( DAC 01 Item 4 ) ---------------------------------------------- [ 7/31/01 ]
Subject: Tera System's TeraForm
THE OTHER LINTER: This year, TeraForm has taken on a new, odd role as
a sort of linter crossbred with a design planning tool that's *very*
knowledgeable about backend issues like block-level placement. It
parititions your design for many "what if" assessments. They also use
as a fundamental part of their technology their own home-grown version
of DesignWare parts that they call 'TeraGates'. Curious & different.
"I like the idea behind Tera's TeraForm -- except that I found out
during a "private suite" session that it has some severe capacity
limitations (~1M gates). An awkward question brought up by an
engineer from another company. Hope they correct that."
- Kris Monsen of Mobilygen Corp.
"Tera
They offer a design planning tool which seemed a little lame. It does
some kind of auto-block creation, but has no power, clock or scan
capabilities.
They also do timing analysis of RTL which they claim is within 10-15%
of layout (pessimistic). Their floorplanner supposedly did 125 Kgates
in 7 minutes.
They claim to have worked on netlists up to 4M Gates. You can
optionally preserve your logical hierarchy. Their claim to fame
is "clean RTL sign-off". They are mostly used in an ASIC flow and
they swear the ASIC vendors are happy when the customers are
using Tera."
- [ An Anon Engineer ]
"Tera Systems's TeraForm
-----------------------
Tera Form decomposes the original RTL using a pre-characterized library
of "TeraGates" macros, resulting in a design with fewer elements to
analyze. Tera Form then performs a Steiner route and back-annotates
the info from the Steiner route into its timing analyzer to create
estimates. It partitions the RTL into blocks, which may differ from
the logical hierarchy. Tera Form uses the partitioned output to drive
the synthesis and placement technology.
According to Tera Systems, quick turnaround allows users to run lots of
"what if" analyses on different RTL designs.
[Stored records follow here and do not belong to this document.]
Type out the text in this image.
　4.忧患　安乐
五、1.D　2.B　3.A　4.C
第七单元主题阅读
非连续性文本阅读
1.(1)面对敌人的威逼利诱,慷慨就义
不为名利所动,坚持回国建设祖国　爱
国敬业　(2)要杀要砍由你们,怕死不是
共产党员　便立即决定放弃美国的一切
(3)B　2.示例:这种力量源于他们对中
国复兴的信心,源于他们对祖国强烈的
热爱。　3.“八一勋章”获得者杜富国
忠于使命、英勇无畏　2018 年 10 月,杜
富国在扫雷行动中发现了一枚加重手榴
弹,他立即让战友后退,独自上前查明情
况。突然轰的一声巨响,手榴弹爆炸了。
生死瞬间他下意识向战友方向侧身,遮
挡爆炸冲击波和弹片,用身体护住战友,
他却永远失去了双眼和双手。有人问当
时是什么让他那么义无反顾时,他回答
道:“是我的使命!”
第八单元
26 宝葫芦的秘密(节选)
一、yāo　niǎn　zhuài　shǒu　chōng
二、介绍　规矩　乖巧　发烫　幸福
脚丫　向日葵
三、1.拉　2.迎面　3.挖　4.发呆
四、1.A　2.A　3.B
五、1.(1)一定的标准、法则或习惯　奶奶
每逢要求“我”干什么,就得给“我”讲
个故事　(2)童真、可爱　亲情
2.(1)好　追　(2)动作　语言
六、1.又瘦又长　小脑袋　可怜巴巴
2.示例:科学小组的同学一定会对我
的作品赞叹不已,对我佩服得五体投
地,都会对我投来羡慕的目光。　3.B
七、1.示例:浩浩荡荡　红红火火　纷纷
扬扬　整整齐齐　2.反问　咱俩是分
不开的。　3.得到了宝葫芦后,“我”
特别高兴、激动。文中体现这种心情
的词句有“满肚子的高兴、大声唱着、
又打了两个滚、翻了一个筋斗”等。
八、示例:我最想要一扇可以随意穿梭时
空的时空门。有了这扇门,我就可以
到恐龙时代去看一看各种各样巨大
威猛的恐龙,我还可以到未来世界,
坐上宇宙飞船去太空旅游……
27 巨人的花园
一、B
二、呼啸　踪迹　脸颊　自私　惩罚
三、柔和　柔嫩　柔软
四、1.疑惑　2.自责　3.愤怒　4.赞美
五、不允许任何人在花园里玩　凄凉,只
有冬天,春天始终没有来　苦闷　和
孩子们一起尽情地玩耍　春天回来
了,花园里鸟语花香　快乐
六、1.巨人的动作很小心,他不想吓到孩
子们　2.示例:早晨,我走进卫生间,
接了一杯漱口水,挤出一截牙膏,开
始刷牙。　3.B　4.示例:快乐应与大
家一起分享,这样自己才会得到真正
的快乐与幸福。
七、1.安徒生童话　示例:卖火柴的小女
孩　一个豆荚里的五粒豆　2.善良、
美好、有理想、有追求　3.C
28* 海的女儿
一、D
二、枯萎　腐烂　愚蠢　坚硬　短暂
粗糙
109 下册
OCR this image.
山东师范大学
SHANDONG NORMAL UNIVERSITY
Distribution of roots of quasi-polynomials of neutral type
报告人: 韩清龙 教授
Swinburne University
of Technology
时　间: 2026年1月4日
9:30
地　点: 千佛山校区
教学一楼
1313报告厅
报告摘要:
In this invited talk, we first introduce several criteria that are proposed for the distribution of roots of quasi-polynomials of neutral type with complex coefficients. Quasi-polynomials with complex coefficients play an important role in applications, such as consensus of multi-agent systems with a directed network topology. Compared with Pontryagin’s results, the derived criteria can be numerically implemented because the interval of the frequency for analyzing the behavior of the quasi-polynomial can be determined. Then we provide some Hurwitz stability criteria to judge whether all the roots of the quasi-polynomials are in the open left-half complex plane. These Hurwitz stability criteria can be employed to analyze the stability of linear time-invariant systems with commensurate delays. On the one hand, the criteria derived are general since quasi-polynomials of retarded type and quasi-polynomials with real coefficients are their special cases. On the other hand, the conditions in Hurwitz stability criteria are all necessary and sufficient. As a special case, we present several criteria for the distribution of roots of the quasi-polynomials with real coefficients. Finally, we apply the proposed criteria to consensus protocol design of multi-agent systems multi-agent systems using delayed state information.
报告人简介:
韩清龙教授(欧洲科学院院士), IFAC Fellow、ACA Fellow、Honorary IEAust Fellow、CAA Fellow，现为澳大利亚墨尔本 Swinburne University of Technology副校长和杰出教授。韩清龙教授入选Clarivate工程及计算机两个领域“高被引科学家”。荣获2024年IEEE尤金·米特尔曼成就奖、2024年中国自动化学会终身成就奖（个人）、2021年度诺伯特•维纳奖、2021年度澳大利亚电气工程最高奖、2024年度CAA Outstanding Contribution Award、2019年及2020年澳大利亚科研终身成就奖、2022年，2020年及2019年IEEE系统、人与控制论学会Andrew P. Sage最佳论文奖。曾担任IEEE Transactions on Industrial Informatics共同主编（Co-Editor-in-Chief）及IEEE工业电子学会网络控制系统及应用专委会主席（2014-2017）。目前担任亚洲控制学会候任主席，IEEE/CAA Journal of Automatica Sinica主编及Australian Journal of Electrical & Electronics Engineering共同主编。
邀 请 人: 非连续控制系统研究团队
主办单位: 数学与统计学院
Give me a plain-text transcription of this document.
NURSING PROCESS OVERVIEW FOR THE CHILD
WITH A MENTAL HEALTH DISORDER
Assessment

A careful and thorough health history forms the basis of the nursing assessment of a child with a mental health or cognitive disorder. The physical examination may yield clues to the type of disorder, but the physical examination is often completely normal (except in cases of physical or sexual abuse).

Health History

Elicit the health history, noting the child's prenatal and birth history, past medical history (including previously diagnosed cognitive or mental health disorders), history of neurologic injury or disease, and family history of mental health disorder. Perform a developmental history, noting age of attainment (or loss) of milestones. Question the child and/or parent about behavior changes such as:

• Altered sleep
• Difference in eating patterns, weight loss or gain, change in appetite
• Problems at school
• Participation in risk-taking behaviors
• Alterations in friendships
Is Tera Form able to correctly identify critical paths in the RTL?
Tera Form has its own built-in synthesis, placement, and timing
capabilities. In contrast, InTime's DesignWarrior uses commercial
synthesis, placement, and static timing analysis tools.
Since Tera Form cannot perform the same optimizations on the design
that the Synopsys synthesis tools do, Tera Form may identify a critical
path that Synopsys' optimization algorithms can prevent from being
critical. Tera Form should find a superset of the critical paths,
which means you won't miss any, but you may end up examining paths
that aren't ultimately critical paths.
How well does the final design performance match the expectations set
by Tera Form? Correlation to estimates is Tera's greatest challenge.
At their DAC suite, they vehemently stated that it was a mistake to
try to see how close Tera Form's estimates were to the final chip
results. Given that their data sheet touts Tera Form's RTL area and
timing estimation capabilities, I couldn't follow their reasoning for
why the looking at the correlation of their estimates to final results
wasn't the right way to think about their tool, unless perhaps there's
a problem with the correlation?
Tera Form does not handle scan chains or clock trees. They recommend
building in additional margin to compensate for the additional delay
due to the scan chain and clock uncertainty."
- Carina Chiang of Agilent
"Tera Systems
------------
NEC is working with Tera to develop an RTL sign-off flow. LSI appears
to be working with Tera on something similar. The idea is to get RTL
that produces predictable physical design by exposing layout and timing
problems without having to learn physical design tools.
Tera partitions logic, primarily as small regions rather than large
hard macros. They can output hard macros, but it does not appear
to be the primary application of their tool. They do timing budgeting,
timing constraint partitioning, macro cell placement, and datapath
compilation. They build up custom wireload models.
They compile into aggregate gates they call Tera Gates. When they've
compiled a design down into Tera Gates, it is very easy to visualize
the data flow of the design.
Because a Tera Gate database is much more abstract than a gate-level
netlist, they can very easily implement nifty things like:
- Check for unregistered paths, unused ports, etc.
- Cross-probing from TeraGate netlist to TeraGate floorplan to RTL.
This is the tool LSI used to provide structural feedback/rule checking
on our first hierarchical database. This feedback later became
critical to time budgeting and hierarchical timing closure.
All in all, this tool looks like a way to perform alot of structural
analysis on a design before committing to a gatelevel netlist."